Efficient Algorithms for Scheduling Moldable Tasks

We study the problem of scheduling $n$ independent moldable tasks on $m$ processors that arises in large-scale parallel computations. When tasks are monotonic, the best known result is a $(\frac{3}{2}+\epsilon)$-approximation algorithm for makespan minimization with a complexity linear in $n$ and polynomial in $\log{m}$ and $\frac{1}{\epsilon}$ where $\epsilon$ is arbitrarily small.
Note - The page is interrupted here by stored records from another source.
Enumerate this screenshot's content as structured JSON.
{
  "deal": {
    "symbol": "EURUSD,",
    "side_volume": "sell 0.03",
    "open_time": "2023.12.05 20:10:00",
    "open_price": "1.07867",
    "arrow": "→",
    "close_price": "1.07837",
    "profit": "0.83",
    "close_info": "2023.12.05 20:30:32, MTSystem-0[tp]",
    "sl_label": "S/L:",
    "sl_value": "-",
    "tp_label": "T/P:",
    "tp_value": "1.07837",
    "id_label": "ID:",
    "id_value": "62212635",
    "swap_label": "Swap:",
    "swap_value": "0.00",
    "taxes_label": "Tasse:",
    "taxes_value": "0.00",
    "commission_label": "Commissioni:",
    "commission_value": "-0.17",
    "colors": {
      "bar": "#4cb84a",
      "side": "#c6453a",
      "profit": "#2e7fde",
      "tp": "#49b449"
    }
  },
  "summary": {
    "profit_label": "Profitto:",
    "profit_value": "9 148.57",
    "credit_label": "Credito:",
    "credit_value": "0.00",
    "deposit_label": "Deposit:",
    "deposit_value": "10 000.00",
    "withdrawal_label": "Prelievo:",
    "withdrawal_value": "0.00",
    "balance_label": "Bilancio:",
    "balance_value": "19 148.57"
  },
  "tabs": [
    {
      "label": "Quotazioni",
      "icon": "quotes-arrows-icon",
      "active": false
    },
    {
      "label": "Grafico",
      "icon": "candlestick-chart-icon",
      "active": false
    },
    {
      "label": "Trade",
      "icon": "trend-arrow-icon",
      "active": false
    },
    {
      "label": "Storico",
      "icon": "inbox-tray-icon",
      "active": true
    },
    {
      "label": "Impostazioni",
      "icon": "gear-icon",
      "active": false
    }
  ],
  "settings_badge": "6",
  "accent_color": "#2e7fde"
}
We propose a new perspective of the existing speedup models: the speedup of a task $T_{j}$ is linear when the number $p$ of assigned processors is small (up to a threshold $\delta_{j}$) while it presents monotonicity when $p$ ranges in $[\delta_{j}, k_{j}]$; the bound $k_{j}$ indicates an unacceptable overhead when parallelizing on too many processors. The generality of this model is proved to be between the classic monotonic and linear-speedup models. For any given integer $\delta\geq 5$, let $u=\left\lceil \sqrt[2]{\delta} \right\rceil-1\geq 2$. In this paper, we propose a $\frac{1}{\theta(\delta)} (1+\epsilon)$-approximation algorithm for makespan minimization where $\theta(\delta) = \frac{u+1}{u+2}\left( 1- \frac{k}{m} \right)$ ($m\gg k$). As a by-product, we also propose a $\theta(\delta)$-approximation algorithm for throughput maximization with a common deadline.